Cooperation Analysis of the Twin Cities Region
So much focus has been on Minneapolis in the wake of the Derek Chauvin trial. The city's been on all of our minds. Coincidentally, the Twin Cities is also ground zero for an interesting structure for combatting unequal property values and its impacts on revenue for public education. The Minnesota Fiscal Disparities Act of 1971 set up a regional tax-base sharing program for the Twin Cities metro region that redistributes municipal revenue.
Last month, I wrote about a way of measuring exploitation at the school funding level. I call it cooperation analysis, since the numbers speak to the extent to which school districts are cooperating with one another across racialized property valuation.
So I've been wondering: does the Twin Cities region hold up in a cooperation analysis? The Metro Authority overseeing the region's tax-base sharing certainly thinks so. But is it?
The terrain
First thing we should realize is that the school districts don't map exactly to the counties involved in the tax-base sharing. Remember that school districts are their own governments.
Here are six counties involved in tax-base sharing: Hennepin, Ramsey, Dakota, Anoka, Washington, Scott, and Carver counties.
But that map isn't the same as the school districts map within those boundaries. In those counties we have Minneapolis, St. Paul, St. Louis Park, Edina, Richfield, Minnetonka, New Hope, Brooklyn Center, St. Anthony-New Brighton, Roseville, Maplewood, South St. Paul, West St. Paul-Mendota Heights-Eagan school districts.
These districts include the big city districts and all those suburban ones bordering them (except Columbia Heights, which I had trouble finding data for). My hypothesis going into this analysis was that the cooperation between these districts would be relatively better given its tax-base sharing. According to the index, the closer to zero the more cooperation.
Findings
Indeed, the Twin Cities regional cooperation score is nearly half that of Yonkers at .44. Notably it is far from zero, however I am willing to wager that it is probably the closest to zero of any metro region in the country.
Taking a look at the numbers, it makes a ton of sense: racial diversity is distributed evenly across the region, and so many of the standard deviations in the index's measures are low, indicating high cooperation. In order of most cooperative are: per pupil spending (.10), student-teacher ratio (.14), and percent of state revenue (.125).
The last is the least surprising given tax-base sharing, but the correlation between these three are very encouraging.
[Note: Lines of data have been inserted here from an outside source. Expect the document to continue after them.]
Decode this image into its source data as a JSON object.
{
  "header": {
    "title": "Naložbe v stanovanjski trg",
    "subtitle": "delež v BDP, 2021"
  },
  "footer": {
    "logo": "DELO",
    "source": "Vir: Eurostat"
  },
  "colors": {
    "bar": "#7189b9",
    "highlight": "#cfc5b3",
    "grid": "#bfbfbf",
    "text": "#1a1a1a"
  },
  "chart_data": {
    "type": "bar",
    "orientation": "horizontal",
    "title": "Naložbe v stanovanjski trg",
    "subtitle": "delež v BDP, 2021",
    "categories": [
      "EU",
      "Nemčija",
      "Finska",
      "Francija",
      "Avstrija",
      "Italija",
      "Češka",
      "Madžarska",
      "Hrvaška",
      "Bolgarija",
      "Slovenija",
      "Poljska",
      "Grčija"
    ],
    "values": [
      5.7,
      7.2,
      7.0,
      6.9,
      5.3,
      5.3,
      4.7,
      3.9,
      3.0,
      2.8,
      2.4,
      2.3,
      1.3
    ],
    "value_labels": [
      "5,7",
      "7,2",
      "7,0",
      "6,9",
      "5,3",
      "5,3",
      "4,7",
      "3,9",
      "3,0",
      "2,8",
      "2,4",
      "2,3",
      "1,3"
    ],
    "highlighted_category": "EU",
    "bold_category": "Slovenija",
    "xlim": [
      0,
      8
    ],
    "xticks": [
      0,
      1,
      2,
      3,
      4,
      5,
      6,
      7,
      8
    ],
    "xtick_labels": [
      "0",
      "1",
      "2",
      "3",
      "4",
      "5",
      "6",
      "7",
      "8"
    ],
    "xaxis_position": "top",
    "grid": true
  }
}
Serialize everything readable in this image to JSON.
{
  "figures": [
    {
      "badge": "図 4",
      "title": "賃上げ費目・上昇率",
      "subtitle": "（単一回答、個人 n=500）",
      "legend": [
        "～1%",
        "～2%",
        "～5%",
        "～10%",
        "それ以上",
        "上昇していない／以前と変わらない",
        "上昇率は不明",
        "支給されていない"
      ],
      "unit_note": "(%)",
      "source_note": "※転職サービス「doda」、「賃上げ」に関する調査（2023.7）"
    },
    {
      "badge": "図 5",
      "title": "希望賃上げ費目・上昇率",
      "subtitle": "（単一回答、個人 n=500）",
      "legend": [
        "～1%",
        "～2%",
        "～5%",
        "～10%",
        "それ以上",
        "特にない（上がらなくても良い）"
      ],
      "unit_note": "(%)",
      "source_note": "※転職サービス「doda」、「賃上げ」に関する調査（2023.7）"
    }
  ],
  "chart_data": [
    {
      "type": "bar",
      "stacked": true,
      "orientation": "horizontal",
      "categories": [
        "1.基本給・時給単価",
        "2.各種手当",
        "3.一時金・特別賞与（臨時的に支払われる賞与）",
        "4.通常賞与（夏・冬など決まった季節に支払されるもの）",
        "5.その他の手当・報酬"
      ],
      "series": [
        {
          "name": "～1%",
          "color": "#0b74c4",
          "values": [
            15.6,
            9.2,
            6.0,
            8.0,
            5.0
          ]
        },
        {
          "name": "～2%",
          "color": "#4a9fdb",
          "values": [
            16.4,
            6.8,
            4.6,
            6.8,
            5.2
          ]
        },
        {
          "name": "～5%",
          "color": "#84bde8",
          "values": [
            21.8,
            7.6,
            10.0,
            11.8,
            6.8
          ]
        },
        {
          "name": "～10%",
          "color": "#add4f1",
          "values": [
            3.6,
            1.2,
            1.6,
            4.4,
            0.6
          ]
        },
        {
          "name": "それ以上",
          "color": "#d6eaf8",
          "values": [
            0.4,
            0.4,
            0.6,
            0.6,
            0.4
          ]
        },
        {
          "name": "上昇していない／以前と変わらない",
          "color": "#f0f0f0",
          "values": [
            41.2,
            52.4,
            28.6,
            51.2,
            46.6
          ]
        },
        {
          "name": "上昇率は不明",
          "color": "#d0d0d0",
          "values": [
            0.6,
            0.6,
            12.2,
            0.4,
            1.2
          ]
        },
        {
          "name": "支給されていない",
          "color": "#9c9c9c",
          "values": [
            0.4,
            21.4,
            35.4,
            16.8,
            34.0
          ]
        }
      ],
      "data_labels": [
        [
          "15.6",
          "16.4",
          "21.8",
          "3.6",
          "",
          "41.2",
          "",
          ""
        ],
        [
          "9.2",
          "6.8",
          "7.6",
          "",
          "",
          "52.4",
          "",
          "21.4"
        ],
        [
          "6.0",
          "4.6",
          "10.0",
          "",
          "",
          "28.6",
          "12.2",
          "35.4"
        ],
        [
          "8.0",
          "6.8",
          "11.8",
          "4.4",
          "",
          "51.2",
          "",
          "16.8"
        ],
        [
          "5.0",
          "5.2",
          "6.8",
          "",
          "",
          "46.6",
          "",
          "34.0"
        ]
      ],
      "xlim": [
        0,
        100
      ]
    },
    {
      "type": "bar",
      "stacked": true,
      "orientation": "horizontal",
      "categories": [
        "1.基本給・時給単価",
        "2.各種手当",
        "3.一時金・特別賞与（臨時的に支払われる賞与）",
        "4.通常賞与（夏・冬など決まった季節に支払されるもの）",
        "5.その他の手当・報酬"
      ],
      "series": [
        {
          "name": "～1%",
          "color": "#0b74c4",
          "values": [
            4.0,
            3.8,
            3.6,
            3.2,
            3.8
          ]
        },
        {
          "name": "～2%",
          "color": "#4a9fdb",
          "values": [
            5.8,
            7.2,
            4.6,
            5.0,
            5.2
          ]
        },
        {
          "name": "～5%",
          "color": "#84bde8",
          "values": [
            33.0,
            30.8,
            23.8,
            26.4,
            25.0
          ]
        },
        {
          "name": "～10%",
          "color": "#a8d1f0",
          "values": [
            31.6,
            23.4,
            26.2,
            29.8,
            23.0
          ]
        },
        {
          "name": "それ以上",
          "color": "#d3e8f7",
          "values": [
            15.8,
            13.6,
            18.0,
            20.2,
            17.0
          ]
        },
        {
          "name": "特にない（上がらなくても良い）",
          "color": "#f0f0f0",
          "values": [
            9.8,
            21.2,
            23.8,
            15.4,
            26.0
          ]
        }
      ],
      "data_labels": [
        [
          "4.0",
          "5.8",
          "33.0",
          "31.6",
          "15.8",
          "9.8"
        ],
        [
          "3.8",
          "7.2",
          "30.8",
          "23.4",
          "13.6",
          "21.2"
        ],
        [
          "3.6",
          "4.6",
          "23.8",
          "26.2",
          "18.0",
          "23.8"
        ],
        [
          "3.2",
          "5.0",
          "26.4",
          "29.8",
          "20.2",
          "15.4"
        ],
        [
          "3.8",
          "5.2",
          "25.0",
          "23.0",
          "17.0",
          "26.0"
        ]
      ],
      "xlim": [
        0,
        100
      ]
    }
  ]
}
The question emerges whether, across regions, there is more cooperation in finance measures (property value, division of revenue streams, etc) there is more cooperation in delivery measures (STR, per pupil spending, etc). Something to keep an eye on as I keep collecting data.
The outliers
So what's preventing the Twin Cities metro region from having a better cooperation score? Why isn't it more like .1 given the scores on the measures above?
Two outliers: debt service and number of students. Each of these are interesting in their own right.
Education finance research tends to ignore the loans side. Usually 'school funding' refers to tax grants, but that's just half the story. Districts can issue bonds and take out loans, and tax-base sharing--as the name itself indicates--does not come to bear on the quantity or quality of loans taken out by municipalities in the region. Unsurprisingly, the two big cities have the biggest debt loads (Minneapolis at nearly $27.5 million), orders of magnitude higher than the other districts.
This makes sense given the number of students is so unequal. More students means more buildings, means more capital expenditures, which requires more debt. But the lack of credit-sharing between the municipalities (in addition to the tax-base sharing) hurts the cooperation here. Rather than a cooperative group, it's all districts for themselves when it comes to credit. I would recommend a parallel program for credit-sharing in this region.
Sad structure
While the finance story here is an uplifting one, we can't ignore the fact that the Twin Cities region has been the site of three notable police murders of Black men: Philando Castile, George Floyd, and recently Daunte Wright in Brooklyn Center.
What's the lesson here? A first thought is that redistribution of resources through financial cooperation among municipalities cannot and will not stop police murdering Black men. There's a sad structural point here: creating better policies that get people more of what they need economically will not go hand in hand with decreases in Black death at the hands of repressive apparatuses in the United States.
Some socialists think this is the case, so let my analysis here be a cautionary tale: better redistribution is not a replacement for prison and police abolition or, less transformative, defunding police. These demands must be pursued together and we should not fall into mystifieid, essentialized thinking which configures one as causally impacting the other.